Chicken sandwich, which, for the price of £3.50, was possible the hugest sandwich I've ever had.
Back to the may-toes again. After one bite.
So, after brunch, we went around town, went to watch a film (Shutter Island - kinda tensed, confusing, and a bit of a let down) and then shopped around a bit, before going to a ceilidh (pronounced cay-lee) at the Student Union. One of my friend's friends was playing the accordion in the band that day, and since ceilidh sounded like so much fun, we thought, why not.
For those of you unfamiliar with what this caylee thing is, it's pretty much a lot of people in a room, dancing (to moves which everyone but you will have been familiar with) and it's just a lot of fun. Partly fun in trying to dodge the elbows coming your way, partly fun because you get thrown around a room with the sounds of the accordion in the background.
It's no good me trying to describe it because from my point of view (elbow-height), all I saw were elbows coming my way, people being flung about the other way, and every so often, I'd get swung along the line past lots of grinning people, before being swung round the other direction again. Oh, and the helicopter dance.
So, after an interesting, tiring, and very kilt-filled dance night at the Student Union, we were ready for a big breakfast the next day, prior to heading out to Loch Lomond. As we'd kipped at the Premier Inn (everything's premier but the price, and I'm SO sold, I would sell Premier Inn to anyone if only they'd ask), we opted for the all-you-can-eat breakfast at the Brewers Fayre next door to the hotel.
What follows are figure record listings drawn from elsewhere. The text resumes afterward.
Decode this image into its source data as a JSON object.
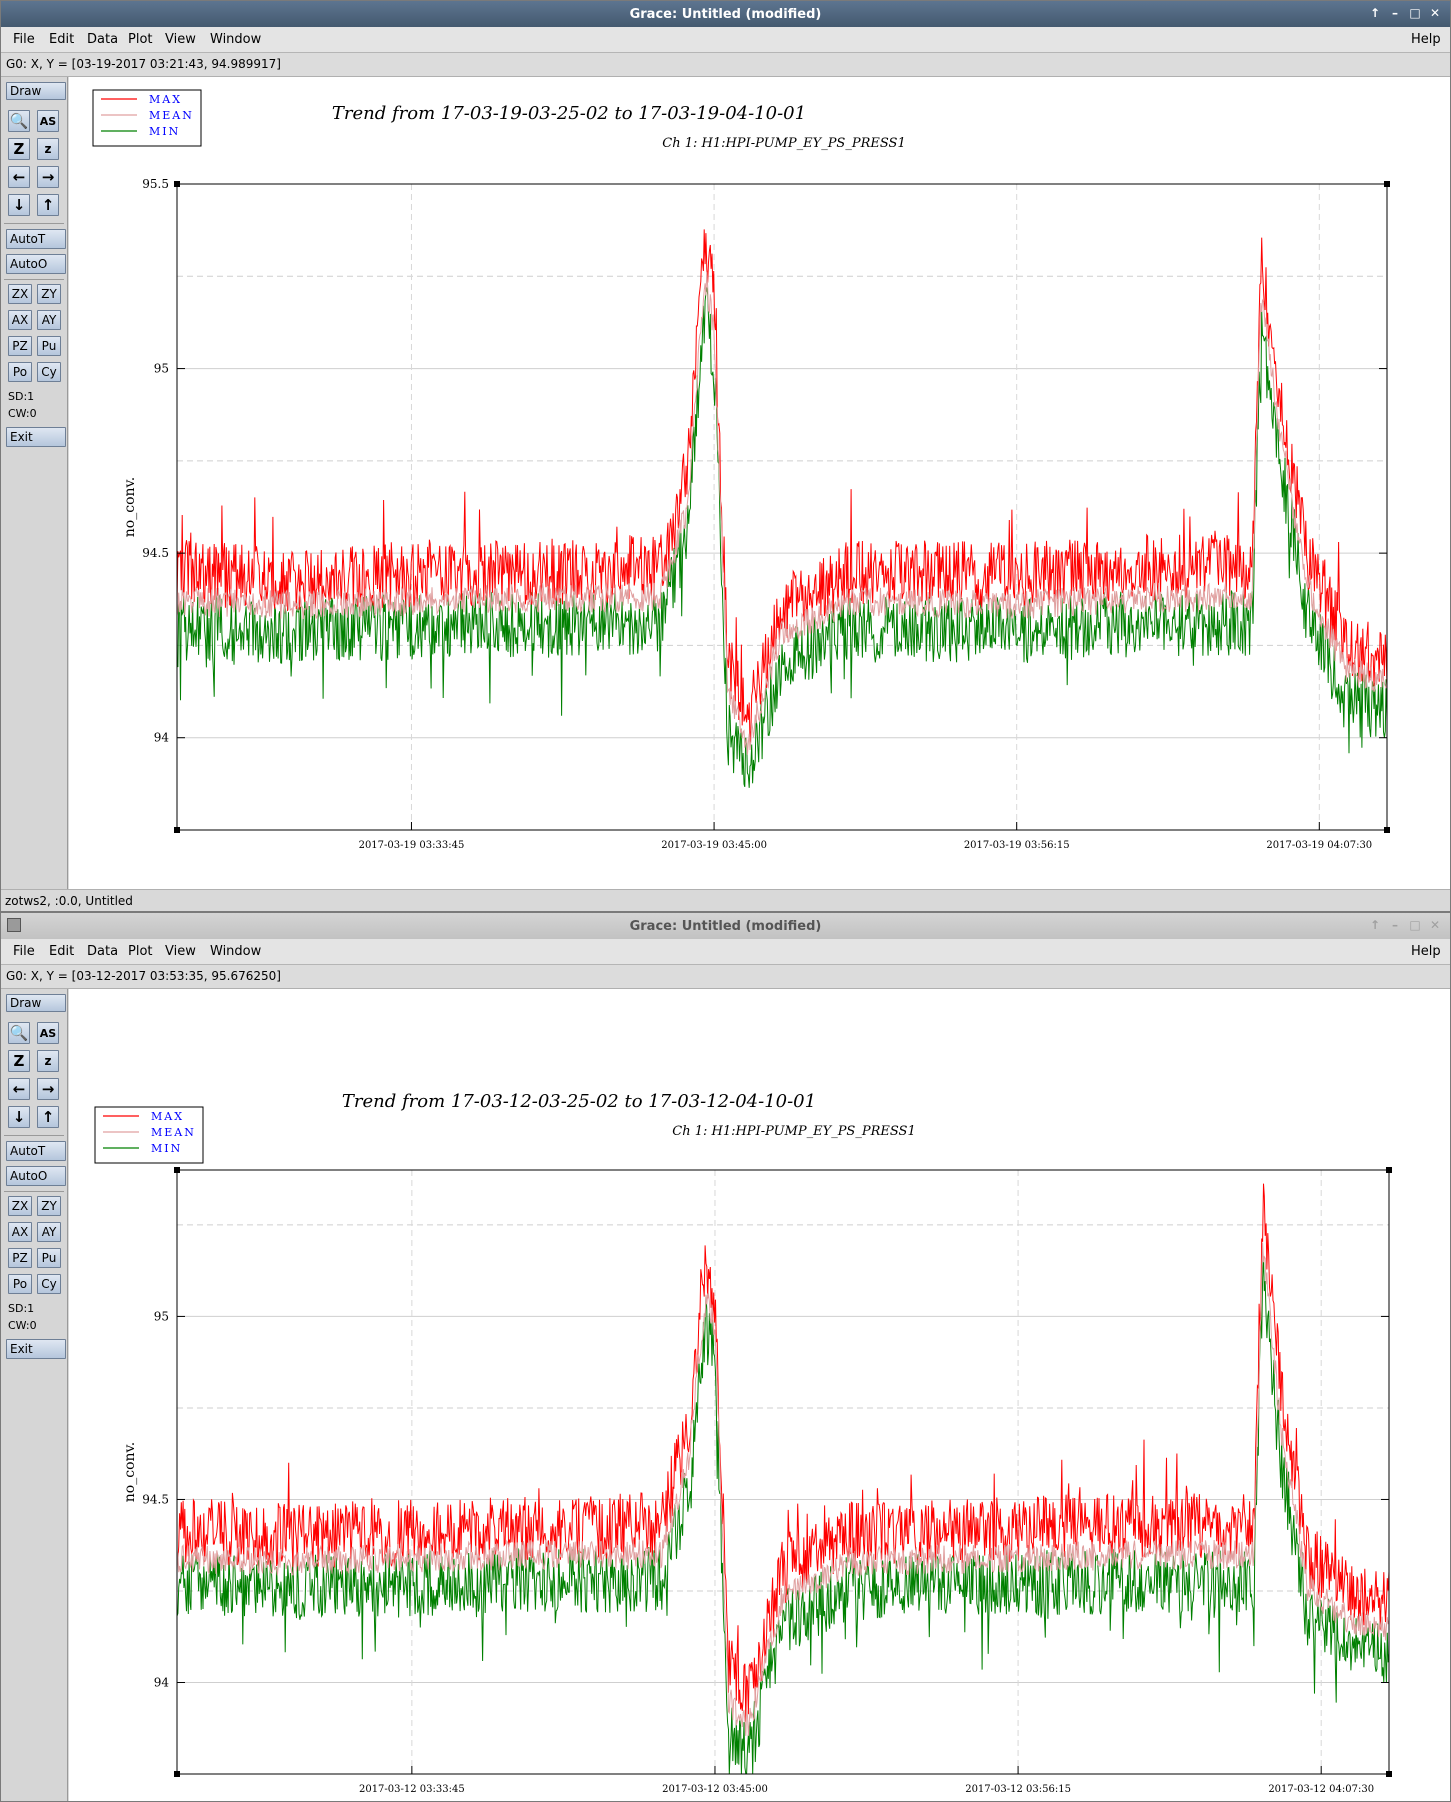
{
  "menu": [
    "File",
    "Edit",
    "Data",
    "Plot",
    "View",
    "Window"
  ],
  "help": "Help",
  "toolbar": {
    "draw": "Draw",
    "autot": "AutoT",
    "autoo": "AutoO",
    "zx": "ZX",
    "zy": "ZY",
    "ax": "AX",
    "ay": "AY",
    "pz": "PZ",
    "pu": "Pu",
    "po": "Po",
    "cy": "Cy",
    "sd": "SD:1",
    "cw": "CW:0",
    "exit": "Exit"
  },
  "windows": [
    {
      "title": "Grace: Untitled (modified)",
      "locator": "G0: X, Y = [03-19-2017 03:21:43, 94.989917]",
      "status": "zotws2, :0.0, Untitled"
    },
    {
      "title": "Grace: Untitled (modified)",
      "locator": "G0: X, Y = [03-12-2017 03:53:35, 95.676250]"
    }
  ],
  "colors": {
    "max": "#ff0000",
    "mean": "#e0a0a0",
    "min": "#008000",
    "legend_text": "#0000ff"
  },
  "chart_data": [
    {
      "type": "line",
      "title": "Trend from 17-03-19-03-25-02 to 17-03-19-04-10-01",
      "subtitle": "Ch 1: H1:HPI-PUMP_EY_PS_PRESS1",
      "ylabel": "no_conv.",
      "ylim": [
        93.75,
        95.5
      ],
      "yticks": [
        94,
        94.5,
        95,
        95.5
      ],
      "xlim": [
        "2017-03-19 03:25:02",
        "2017-03-19 04:10:01"
      ],
      "xticks": [
        "2017-03-19 03:33:45",
        "2017-03-19 03:45:00",
        "2017-03-19 03:56:15",
        "2017-03-19 04:07:30"
      ],
      "legend": [
        "MAX",
        "MEAN",
        "MIN"
      ],
      "grid": true,
      "legend_position": "top-left",
      "series": [
        {
          "name": "MAX",
          "x": [
            "03:25:02",
            "03:29:00",
            "03:33:45",
            "03:39:00",
            "03:43:00",
            "03:44:00",
            "03:44:40",
            "03:45:00",
            "03:45:30",
            "03:46:15",
            "03:47:30",
            "03:50:00",
            "03:56:15",
            "04:01:00",
            "04:05:00",
            "04:05:20",
            "04:06:00",
            "04:07:00",
            "04:08:30",
            "04:10:01"
          ],
          "values": [
            94.45,
            94.43,
            94.44,
            94.45,
            94.46,
            94.7,
            95.35,
            95.2,
            94.2,
            94.05,
            94.35,
            94.45,
            94.44,
            94.46,
            94.46,
            95.28,
            94.95,
            94.5,
            94.25,
            94.22
          ]
        },
        {
          "name": "MEAN",
          "x": [
            "03:25:02",
            "03:29:00",
            "03:33:45",
            "03:39:00",
            "03:43:00",
            "03:44:00",
            "03:44:40",
            "03:45:00",
            "03:45:30",
            "03:46:15",
            "03:47:30",
            "03:50:00",
            "03:56:15",
            "04:01:00",
            "04:05:00",
            "04:05:20",
            "04:06:00",
            "04:07:00",
            "04:08:30",
            "04:10:01"
          ],
          "values": [
            94.37,
            94.36,
            94.37,
            94.38,
            94.38,
            94.62,
            95.25,
            95.1,
            94.12,
            93.98,
            94.28,
            94.37,
            94.36,
            94.38,
            94.38,
            95.2,
            94.85,
            94.42,
            94.18,
            94.15
          ]
        },
        {
          "name": "MIN",
          "x": [
            "03:25:02",
            "03:29:00",
            "03:33:45",
            "03:39:00",
            "03:43:00",
            "03:44:00",
            "03:44:40",
            "03:45:00",
            "03:45:30",
            "03:46:15",
            "03:47:30",
            "03:50:00",
            "03:56:15",
            "04:01:00",
            "04:05:00",
            "04:05:20",
            "04:06:00",
            "04:07:00",
            "04:08:30",
            "04:10:01"
          ],
          "values": [
            94.3,
            94.29,
            94.3,
            94.31,
            94.31,
            94.55,
            95.18,
            95.02,
            94.02,
            93.9,
            94.2,
            94.3,
            94.29,
            94.31,
            94.31,
            95.12,
            94.78,
            94.35,
            94.1,
            94.07
          ]
        }
      ]
    },
    {
      "type": "line",
      "title": "Trend from 17-03-12-03-25-02 to 17-03-12-04-10-01",
      "subtitle": "Ch 1: H1:HPI-PUMP_EY_PS_PRESS1",
      "ylabel": "no_conv.",
      "ylim": [
        93.75,
        95.4
      ],
      "yticks": [
        94,
        94.5,
        95
      ],
      "xlim": [
        "2017-03-12 03:25:02",
        "2017-03-12 04:10:01"
      ],
      "xticks": [
        "2017-03-12 03:33:45",
        "2017-03-12 03:45:00",
        "2017-03-12 03:56:15",
        "2017-03-12 04:07:30"
      ],
      "legend": [
        "MAX",
        "MEAN",
        "MIN"
      ],
      "grid": true,
      "legend_position": "top-left",
      "series": [
        {
          "name": "MAX",
          "x": [
            "03:25:02",
            "03:29:00",
            "03:33:45",
            "03:39:00",
            "03:43:00",
            "03:44:00",
            "03:44:40",
            "03:45:00",
            "03:45:30",
            "03:46:15",
            "03:47:30",
            "03:50:00",
            "03:56:15",
            "04:01:00",
            "04:05:00",
            "04:05:20",
            "04:06:00",
            "04:07:00",
            "04:08:30",
            "04:10:01"
          ],
          "values": [
            94.42,
            94.4,
            94.41,
            94.42,
            94.43,
            94.7,
            95.15,
            95.05,
            94.05,
            93.95,
            94.3,
            94.4,
            94.42,
            94.43,
            94.43,
            95.3,
            94.8,
            94.35,
            94.25,
            94.22
          ]
        },
        {
          "name": "MEAN",
          "x": [
            "03:25:02",
            "03:29:00",
            "03:33:45",
            "03:39:00",
            "03:43:00",
            "03:44:00",
            "03:44:40",
            "03:45:00",
            "03:45:30",
            "03:46:15",
            "03:47:30",
            "03:50:00",
            "03:56:15",
            "04:01:00",
            "04:05:00",
            "04:05:20",
            "04:06:00",
            "04:07:00",
            "04:08:30",
            "04:10:01"
          ],
          "values": [
            94.34,
            94.33,
            94.34,
            94.35,
            94.35,
            94.6,
            95.06,
            94.96,
            93.95,
            93.88,
            94.23,
            94.33,
            94.34,
            94.35,
            94.35,
            95.2,
            94.7,
            94.26,
            94.17,
            94.14
          ]
        },
        {
          "name": "MIN",
          "x": [
            "03:25:02",
            "03:29:00",
            "03:33:45",
            "03:39:00",
            "03:43:00",
            "03:44:00",
            "03:44:40",
            "03:45:00",
            "03:45:30",
            "03:46:15",
            "03:47:30",
            "03:50:00",
            "03:56:15",
            "04:01:00",
            "04:05:00",
            "04:05:20",
            "04:06:00",
            "04:07:00",
            "04:08:30",
            "04:10:01"
          ],
          "values": [
            94.27,
            94.26,
            94.27,
            94.28,
            94.28,
            94.52,
            94.98,
            94.88,
            93.85,
            93.8,
            94.16,
            94.26,
            94.27,
            94.28,
            94.28,
            95.12,
            94.62,
            94.18,
            94.1,
            94.07
          ]
        }
      ]
    }
  ]
}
For £7.50, you could have as much porridge, sausages, bacon, eggs, mushroom, baked beans, croissants, tea and coffee (not to mention jam and Marmite) as you wished.
Whenever the words 'all-you-can-eat' come into play, I know I will rise to the challenge.
Croissant AND toast. When one bit of floury product is simply not enough.
The works, I'll have everything but the bacon (because I just don't like bacon). Must have eaten enough for the other tables, and I have not looked at a croissant the same way since.